ENTHEOS “Time Will Take Us All”
ENTHEOS is a bit of an interesting act in that the buzz has been there from the beginning. The musicians who have been involved over the band's short life have had immense pedigree backing up the hype surrounding this unit. That said, I always felt that the band's previous recorded output - though admittedly surprisingly cohesive and intricate - was just a showcase for the musicianship and not really showing us a listening experience that was as enthralling as it could have been. Admittedly, the hype surrounding this group in metal media never really came off as being all that enthusiastic either; it came off like we should all be hyped for the sake of it...maybe because of the pedigree that was involved.
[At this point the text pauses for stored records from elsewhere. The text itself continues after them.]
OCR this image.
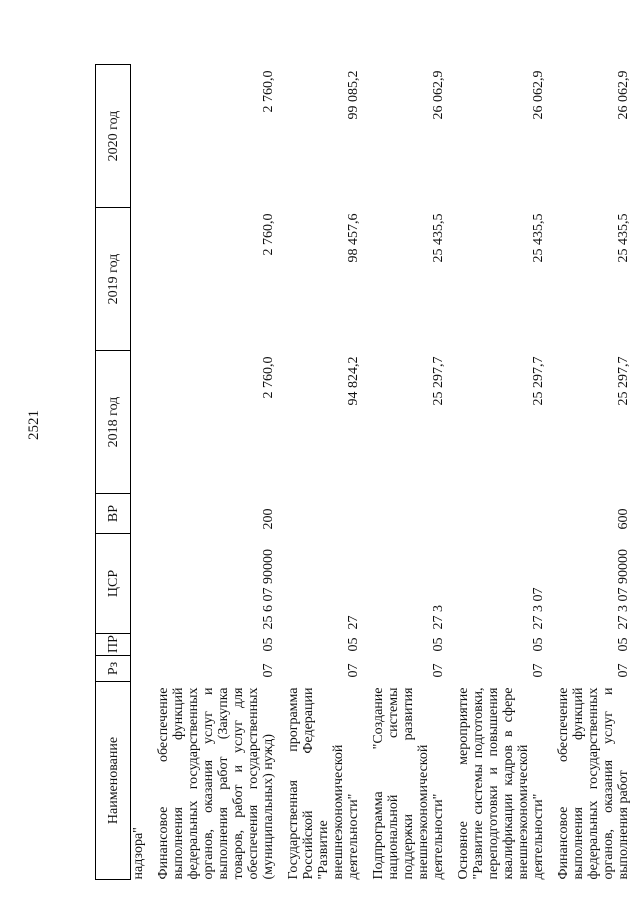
2521
Наименование	Рз	ПР	ЦСР	ВР	2018 год	2019 год	2020 год
надзора"							
Финансовое обеспечение выполнения функций федеральных государственных органов, оказания услуг и выполнения работ (Закупка товаров, работ и услуг для обеспечения государственных (муниципальных) нужд)	07	05	25 6 07 90000	200	2 760,0	2 760,0	2 760,0
Государственная программа Российской Федерации "Развитие внешнеэкономической деятельности"	07	05	27		94 824,2	98 457,6	99 085,2
Подпрограмма "Создание национальной системы поддержки развития внешнеэкономической деятельности"	07	05	27 3		25 297,7	25 435,5	26 062,9
Основное мероприятие "Развитие системы подготовки, переподготовки и повышения квалификации кадров в сфере внешнеэкономической деятельности"	07	05	27 3 07		25 297,7	25 435,5	26 062,9
Финансовое обеспечение выполнения функций федеральных государственных органов, оказания услуг и выполнения работ	07	05	27 3 07 90000	600	25 297,7	25 435,5	26 062,9
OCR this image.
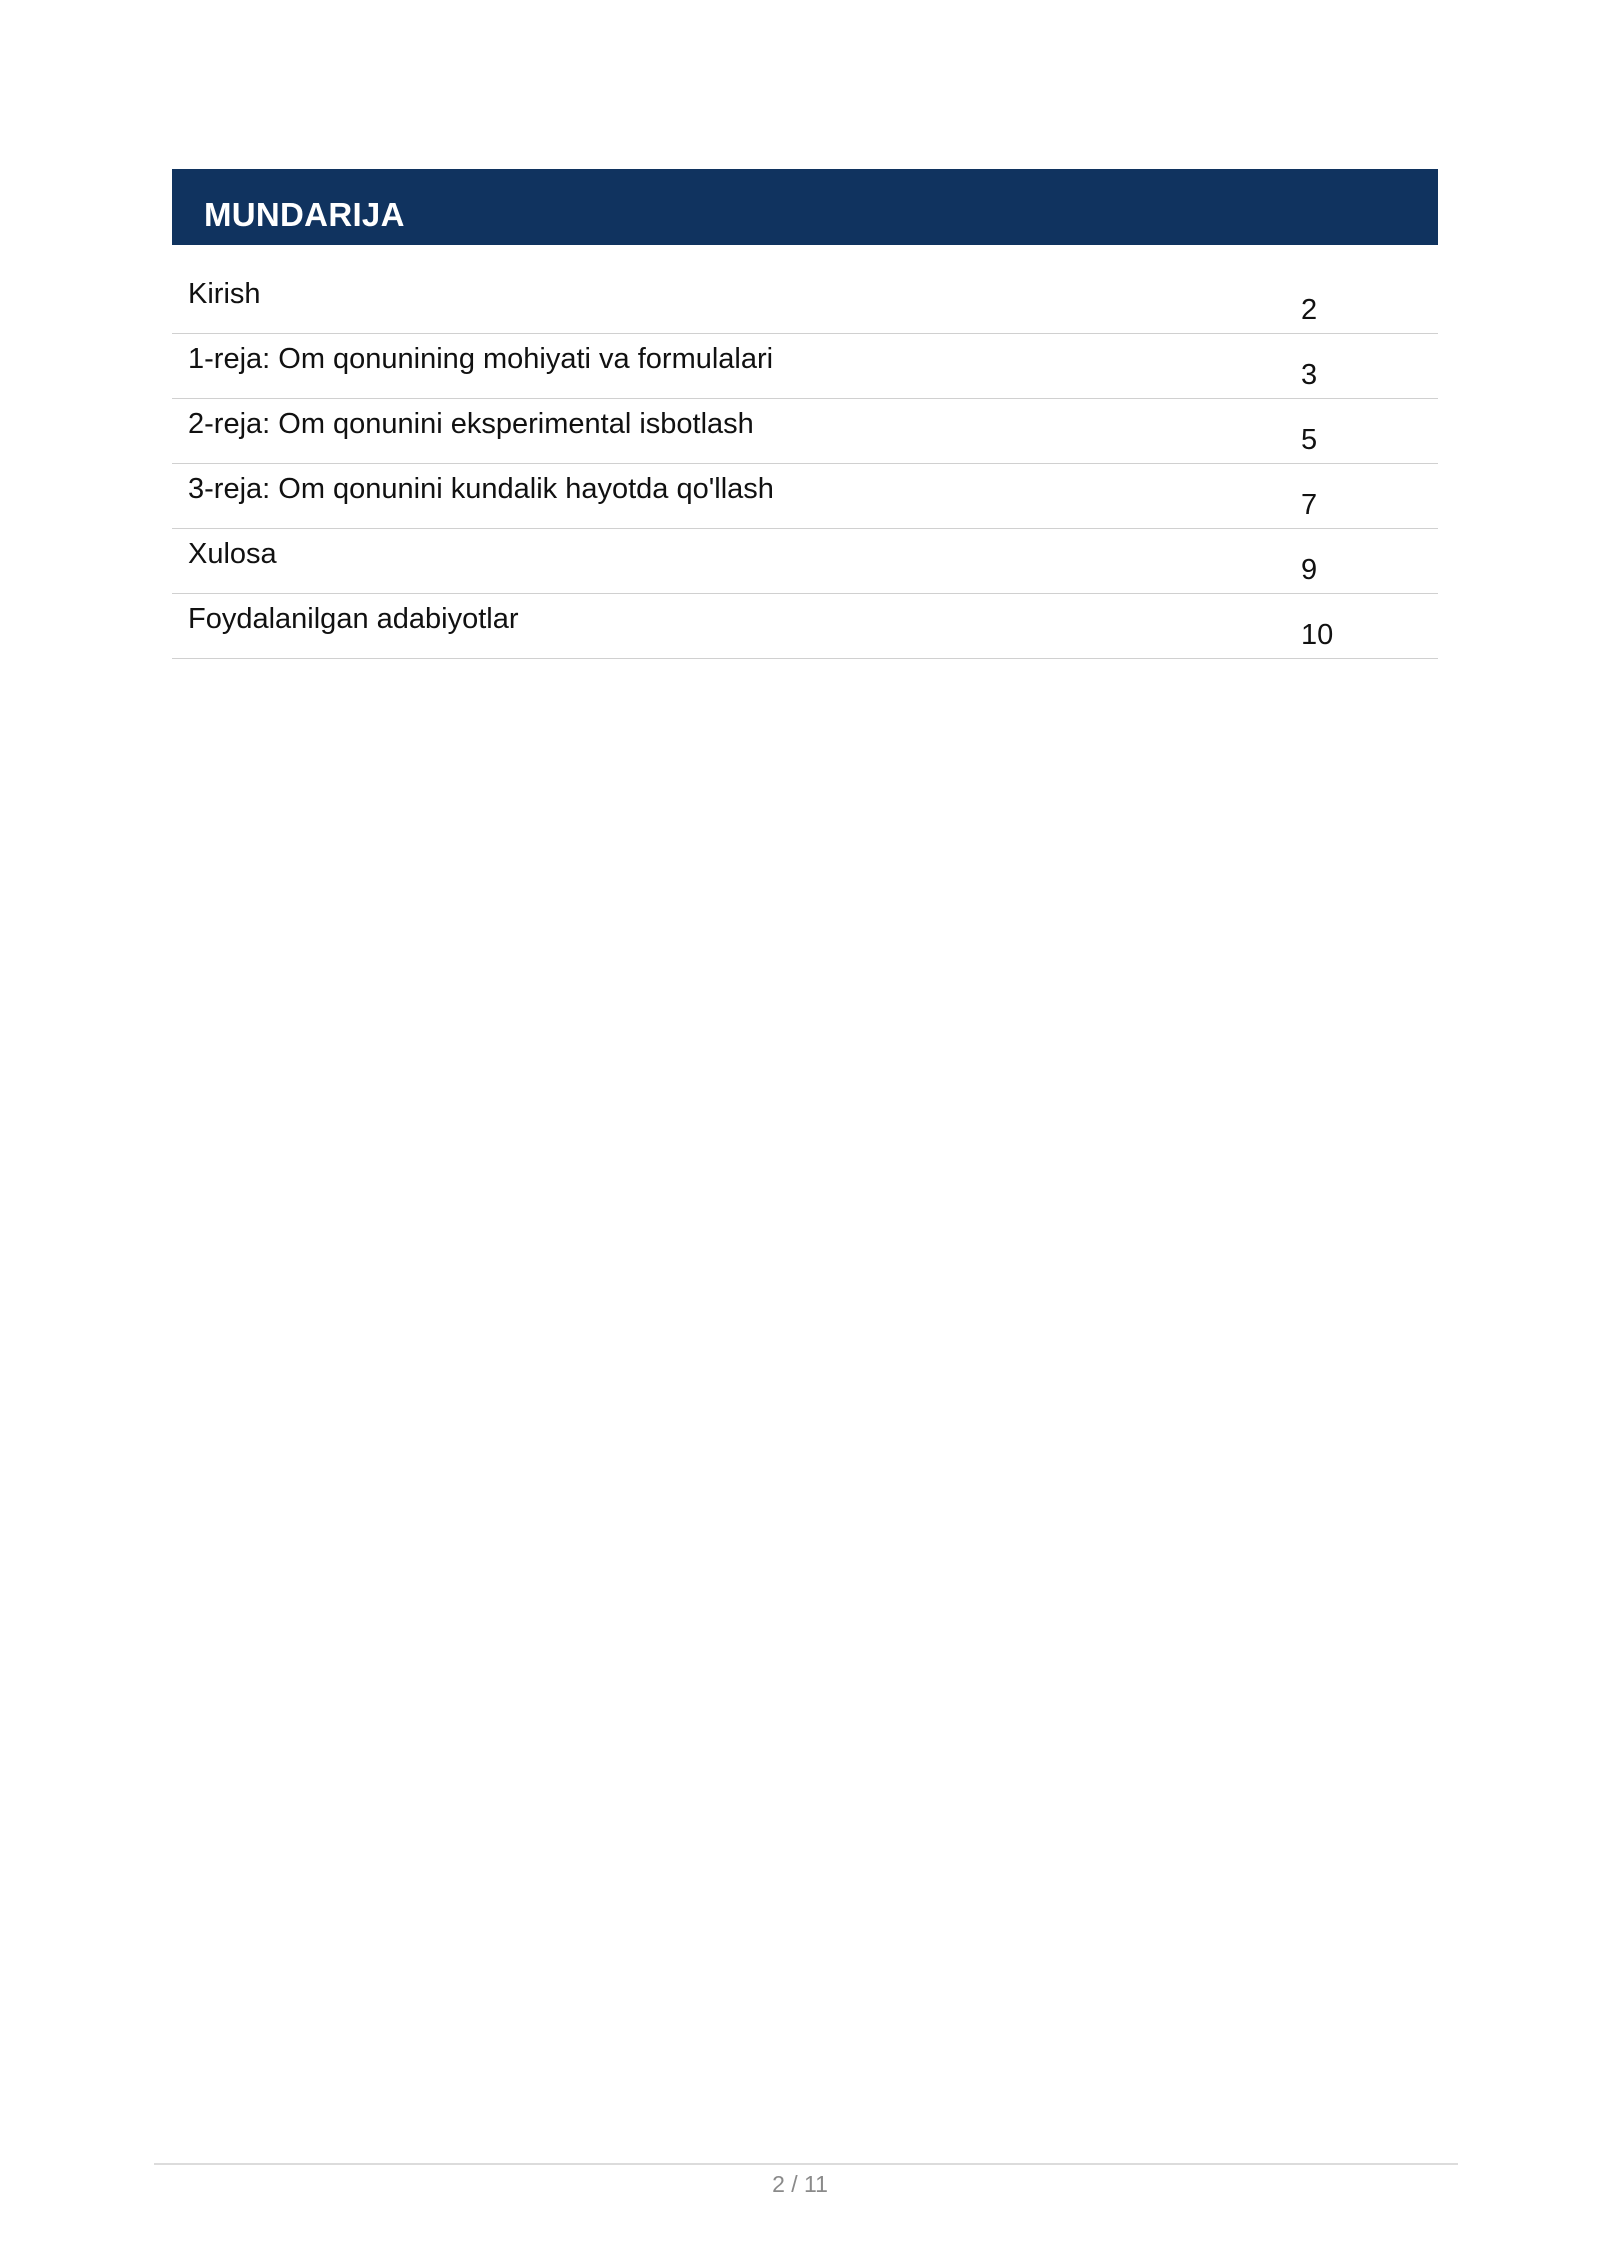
MUNDARIJA
Kirish	2
1-reja: Om qonunining mohiyati va formulalari	3
2-reja: Om qonunini eksperimental isbotlash	5
3-reja: Om qonunini kundalik hayotda qo'llash	7
Xulosa	9
Foydalanilgan adabiyotlar	10
2 / 11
Up until 2023 however, this was a band that just wasn't really living up to its potential.
So with that, is this the album to shift that notion?
This album is such an interesting listen. Typical verse-chorus song structure is eschewed in favor of something that is ever-flowing and fairly constant. That isn't to say the material is without dynamics as this music just breathes in and out continuously. Dips in volume, rises in intensity, and you never really know what kind of delivery the musicians are going to go with until it happens. It's too vibe-ey, atmospheric, and groovy to call it a tech-death record, and it's certainly not really -core enough to think of it as a deathcore record. But it's far too extreme to call it progressive metal in the most traditional sense. Simply, if your notion of "progressive" tends to lean more dramatic or even more djenty at its heaviest, don't let the descriptor fool you. This record can get downright brutal and unrelenting! There can be moments as percussive as anything on a MESHUGGAH recording, as technical and simultaneously atmospheric as any solo section on a SOREPTION record, tons of groove, tons of blasting; it's really all over the place.
To describe the finished product's sound quality is just to say it's impressive how so much can be accomplished. Honestly, this is as textbook of a Mark Lewis mixjob as it gets and I mean that as the utmost compliment. Sonically, everything is aligning just so perfect and balanced, with more than enough space for everything to breathe and yet still extremely full and rich. Remember how we were talking about dynamics? That's definitely something Mark can lend to anything he touches, but most just know him for ridiculous brootz and don't realize that he's capable of something like this.
Honestly, I can't stop listening to this record. Songs like "The Sinking Sun", "The Interior Wilderness," and my personal favorite "I Am The Void" are an exercise in how to make extreme metal progressive for the sake of the overall listening experience, and not just for the purposes of noodling and wowing those of us in the audience who happen to be musicians. Everyone involved gets to really stretch out their skills and yet still hold back just enough to not take over a song. Chaney is kind of a perfect metal vocalist in that she really conjures the perfect tones for each part as it happens, and Navene is really improving his skills as a writer without relying on the power of just riffing out. The peaks and valleys are well-conceived, and even better-executed. Session-/Maybe-actual-bandmember Evan Brewer is an all-enompassing bass god as well, but there again, without ever overpowering the music for his own sake save for maybe the fretless soloing in "Oblivion" where it actually makes sense to do so. This record rules, and is legitimately an early album-of-the-year contender for me with how enthralling it is!